En 1562, quand le baron des Adrets se rendit maître de la ville, il s’empara de l’abbaye, dont il fit son quartier général, en chassa toutes les religieuses, et ses bandes saccagèrent ou brûlèrent tous les titres, papiers, meubles, ornements, châsses, reliquaires d’argent et reliques précieuses. Ce qui fut sauvé de ce pillage de vandales le fut par une sœur converse, qui feignit d’aller cueillir des simples dans les jardins du monastère et qui trouva là et emporta des reliques dispersées et profanées ; elle les rendit plus tard à l’abbaye.
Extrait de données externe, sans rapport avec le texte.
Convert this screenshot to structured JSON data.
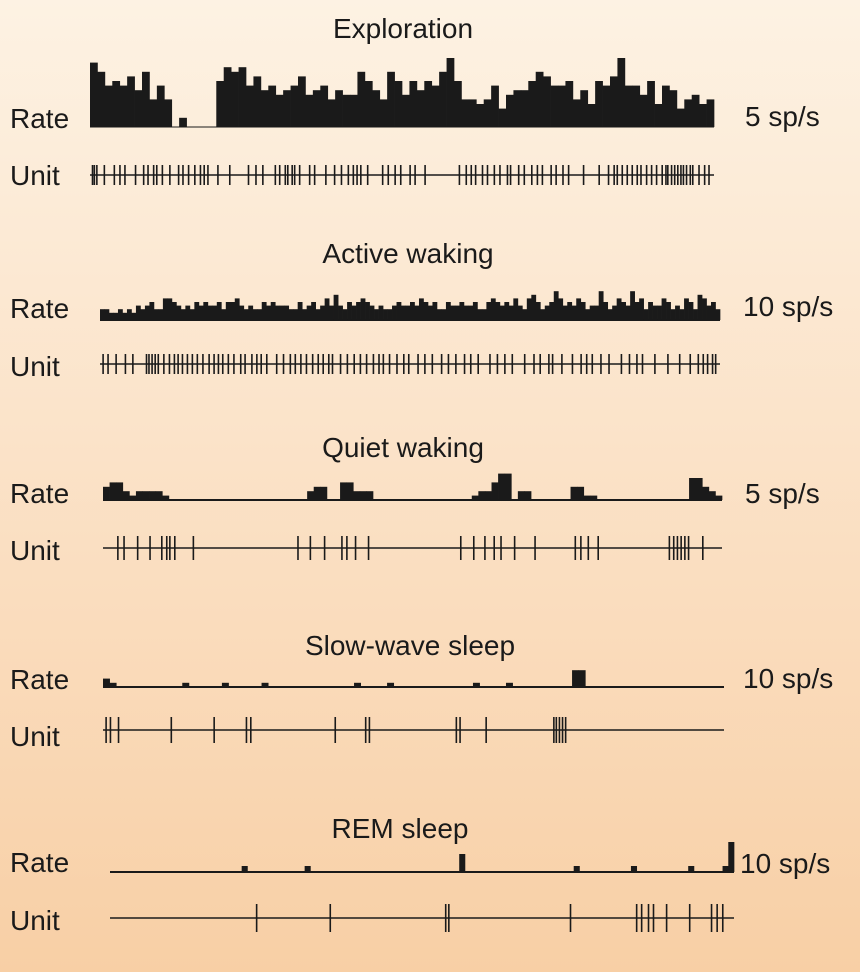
{
  "colors": {
    "ink": "#1a1a1a",
    "background_top": "#fdf2e3",
    "background_bottom": "#f8cfa5"
  },
  "chart_data": [
    {
      "type": "bar",
      "title": "Exploration",
      "row_labels": {
        "rate": "Rate",
        "unit": "Unit"
      },
      "scale_label": "5 sp/s",
      "rate_values": [
        14,
        12,
        9,
        10,
        9,
        11,
        8,
        12,
        6,
        9,
        6,
        0,
        2,
        0,
        0,
        0,
        0,
        10,
        13,
        12,
        13,
        9,
        11,
        8,
        9,
        7,
        8,
        9,
        11,
        7,
        8,
        9,
        6,
        8,
        7,
        7,
        12,
        10,
        8,
        6,
        12,
        10,
        7,
        10,
        8,
        10,
        9,
        12,
        15,
        10,
        6,
        6,
        5,
        6,
        9,
        4,
        7,
        8,
        8,
        10,
        12,
        11,
        9,
        9,
        10,
        6,
        8,
        5,
        10,
        9,
        11,
        15,
        9,
        9,
        7,
        10,
        5,
        9,
        8,
        4,
        6,
        7,
        5,
        6
      ],
      "unit_spikes": [
        0.4,
        0.7,
        1.1,
        2.3,
        3.9,
        4.8,
        5.6,
        7.3,
        8.6,
        9.3,
        10.2,
        10.7,
        11.6,
        12.8,
        14.2,
        14.9,
        15.8,
        16.8,
        17.7,
        18.3,
        18.9,
        20.5,
        22.4,
        25.4,
        26.6,
        27.7,
        29.7,
        30.4,
        31.3,
        31.7,
        32.4,
        32.8,
        33.6,
        35.2,
        36.0,
        37.8,
        39.2,
        40.3,
        41.4,
        42.2,
        42.8,
        43.4,
        44.5,
        46.9,
        47.8,
        48.9,
        49.8,
        51.3,
        52.1,
        53.7,
        59.2,
        60.3,
        61.1,
        61.8,
        62.9,
        63.7,
        64.8,
        65.7,
        66.9,
        67.4,
        68.7,
        69.6,
        70.8,
        71.7,
        72.5,
        73.9,
        74.7,
        75.8,
        76.7,
        79.1,
        81.6,
        83.1,
        84.0,
        84.5,
        85.3,
        86.1,
        86.9,
        87.7,
        88.3,
        89.2,
        90.0,
        90.8,
        91.7,
        92.3,
        92.6,
        93.2,
        93.7,
        94.2,
        94.7,
        95.1,
        95.6,
        96.2,
        96.6,
        97.6,
        98.5,
        99.2
      ]
    },
    {
      "type": "bar",
      "title": "Active waking",
      "row_labels": {
        "rate": "Rate",
        "unit": "Unit"
      },
      "scale_label": "10 sp/s",
      "rate_values": [
        3,
        3,
        2,
        2,
        3,
        2,
        3,
        2,
        4,
        3,
        4,
        5,
        3,
        3,
        6,
        6,
        5,
        4,
        3,
        4,
        3,
        5,
        4,
        5,
        4,
        4,
        5,
        3,
        5,
        5,
        6,
        4,
        3,
        4,
        3,
        3,
        5,
        4,
        5,
        4,
        4,
        4,
        3,
        3,
        5,
        3,
        4,
        5,
        3,
        4,
        6,
        4,
        7,
        4,
        3,
        5,
        4,
        5,
        6,
        5,
        4,
        3,
        4,
        3,
        3,
        4,
        5,
        4,
        4,
        5,
        4,
        6,
        5,
        4,
        5,
        3,
        3,
        5,
        4,
        4,
        5,
        4,
        4,
        5,
        3,
        3,
        5,
        6,
        5,
        4,
        5,
        4,
        6,
        4,
        3,
        6,
        7,
        5,
        3,
        4,
        5,
        8,
        6,
        4,
        5,
        4,
        6,
        5,
        3,
        4,
        4,
        8,
        5,
        3,
        4,
        6,
        5,
        4,
        8,
        5,
        6,
        3,
        5,
        4,
        4,
        6,
        5,
        3,
        4,
        3,
        6,
        5,
        3,
        7,
        6,
        4,
        5,
        3
      ],
      "unit_spikes": [
        0.5,
        1.3,
        2.6,
        4.1,
        5.3,
        7.5,
        7.9,
        8.4,
        8.9,
        9.4,
        10.3,
        11.2,
        12.0,
        12.6,
        13.3,
        14.1,
        14.9,
        15.7,
        16.6,
        17.6,
        18.4,
        19.1,
        19.8,
        20.7,
        21.6,
        22.7,
        23.4,
        24.5,
        25.3,
        26.0,
        26.9,
        28.5,
        29.6,
        30.7,
        31.5,
        32.4,
        33.3,
        34.3,
        35.2,
        36.0,
        36.9,
        37.5,
        38.8,
        39.9,
        41.0,
        42.0,
        43.0,
        44.1,
        45.0,
        45.7,
        46.7,
        47.9,
        49.0,
        49.8,
        51.3,
        52.4,
        53.6,
        55.1,
        56.2,
        57.4,
        58.8,
        59.8,
        61.0,
        62.9,
        64.1,
        65.3,
        66.5,
        68.5,
        70.0,
        71.0,
        72.4,
        73.0,
        74.5,
        76.2,
        77.6,
        78.5,
        79.4,
        80.8,
        82.1,
        84.1,
        85.4,
        86.6,
        87.5,
        89.5,
        91.6,
        93.5,
        95.2,
        96.5,
        97.3,
        98.0,
        98.8,
        99.3
      ]
    },
    {
      "type": "bar",
      "title": "Quiet waking",
      "row_labels": {
        "rate": "Rate",
        "unit": "Unit"
      },
      "scale_label": "5 sp/s",
      "rate_values": [
        3,
        4,
        4,
        2,
        1,
        2,
        2,
        2,
        2,
        1,
        0,
        0,
        0,
        0,
        0,
        0,
        0,
        0,
        0,
        0,
        0,
        0,
        0,
        0,
        0,
        0,
        0,
        0,
        0,
        0,
        0,
        2,
        3,
        3,
        0,
        0,
        4,
        4,
        2,
        2,
        2,
        0,
        0,
        0,
        0,
        0,
        0,
        0,
        0,
        0,
        0,
        0,
        0,
        0,
        0,
        0,
        1,
        2,
        2,
        4,
        6,
        6,
        0,
        2,
        2,
        0,
        0,
        0,
        0,
        0,
        0,
        3,
        3,
        1,
        1,
        0,
        0,
        0,
        0,
        0,
        0,
        0,
        0,
        0,
        0,
        0,
        0,
        0,
        0,
        5,
        5,
        3,
        2,
        1
      ],
      "unit_spikes": [
        2.4,
        3.4,
        5.6,
        7.6,
        9.5,
        10.3,
        10.8,
        11.6,
        14.6,
        31.5,
        33.5,
        35.8,
        38.6,
        39.4,
        40.8,
        42.9,
        57.8,
        59.9,
        61.7,
        63.2,
        64.3,
        66.5,
        69.8,
        76.3,
        77.2,
        78.4,
        80.0,
        91.5,
        92.2,
        92.8,
        93.4,
        94.0,
        94.6,
        96.9
      ]
    },
    {
      "type": "bar",
      "title": "Slow-wave sleep",
      "row_labels": {
        "rate": "Rate",
        "unit": "Unit"
      },
      "scale_label": "10 sp/s",
      "rate_values": [
        2,
        1,
        0,
        0,
        0,
        0,
        0,
        0,
        0,
        0,
        0,
        0,
        1,
        0,
        0,
        0,
        0,
        0,
        1,
        0,
        0,
        0,
        0,
        0,
        1,
        0,
        0,
        0,
        0,
        0,
        0,
        0,
        0,
        0,
        0,
        0,
        0,
        0,
        1,
        0,
        0,
        0,
        0,
        1,
        0,
        0,
        0,
        0,
        0,
        0,
        0,
        0,
        0,
        0,
        0,
        0,
        1,
        0,
        0,
        0,
        0,
        1,
        0,
        0,
        0,
        0,
        0,
        0,
        0,
        0,
        0,
        4,
        4,
        0,
        0,
        0,
        0,
        0,
        0,
        0,
        0,
        0,
        0,
        0,
        0,
        0,
        0,
        0,
        0,
        0,
        0,
        0,
        0,
        0
      ],
      "unit_spikes": [
        0.5,
        1.2,
        2.5,
        11.0,
        17.9,
        23.1,
        23.8,
        37.4,
        42.3,
        42.9,
        56.9,
        57.5,
        61.7,
        72.6,
        73.0,
        73.5,
        74.0,
        74.5
      ]
    },
    {
      "type": "bar",
      "title": "REM sleep",
      "row_labels": {
        "rate": "Rate",
        "unit": "Unit"
      },
      "scale_label": "10 sp/s",
      "rate_values": [
        0,
        0,
        0,
        0,
        0,
        0,
        0,
        0,
        0,
        0,
        0,
        0,
        0,
        0,
        0,
        0,
        0,
        0,
        0,
        0,
        0,
        0,
        0,
        1,
        0,
        0,
        0,
        0,
        0,
        0,
        0,
        0,
        0,
        0,
        1,
        0,
        0,
        0,
        0,
        0,
        0,
        0,
        0,
        0,
        0,
        0,
        0,
        0,
        0,
        0,
        0,
        0,
        0,
        0,
        0,
        0,
        0,
        0,
        0,
        0,
        0,
        3,
        0,
        0,
        0,
        0,
        0,
        0,
        0,
        0,
        0,
        0,
        0,
        0,
        0,
        0,
        0,
        0,
        0,
        0,
        0,
        1,
        0,
        0,
        0,
        0,
        0,
        0,
        0,
        0,
        0,
        1,
        0,
        0,
        0,
        0,
        0,
        0,
        0,
        0,
        0,
        1,
        0,
        0,
        0,
        0,
        0,
        1,
        5
      ],
      "unit_spikes": [
        23.5,
        35.3,
        53.8,
        54.3,
        73.8,
        84.4,
        85.2,
        86.3,
        87.1,
        89.2,
        92.9,
        96.4,
        97.3,
        98.2
      ]
    }
  ]
}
Car les religieuses et l’abbesse, parente d’un chef huguenot, parvinrent à s’enfuir et à se retirer à Morancé, un de leurs prieurés, près d’Anse. Au rétablissement de la paix, au commencement d’août 1563, elles revinrent à Saint-Pierre, mais elles n’y trouvèrent que des murs à moitié détruits. Le couvent fut relevé, il reprit bientôt son ancien éclat, et fut érigé en abbaye royale. À peine relevé, le monastère fut envahi par un autre fléau ; la peste, qui fut particulièrement rigoureuse à Saint-Pierre. Les religieuses furent obligées de se disperser, et l’abbesse se retira dans son prieuré de Morancé.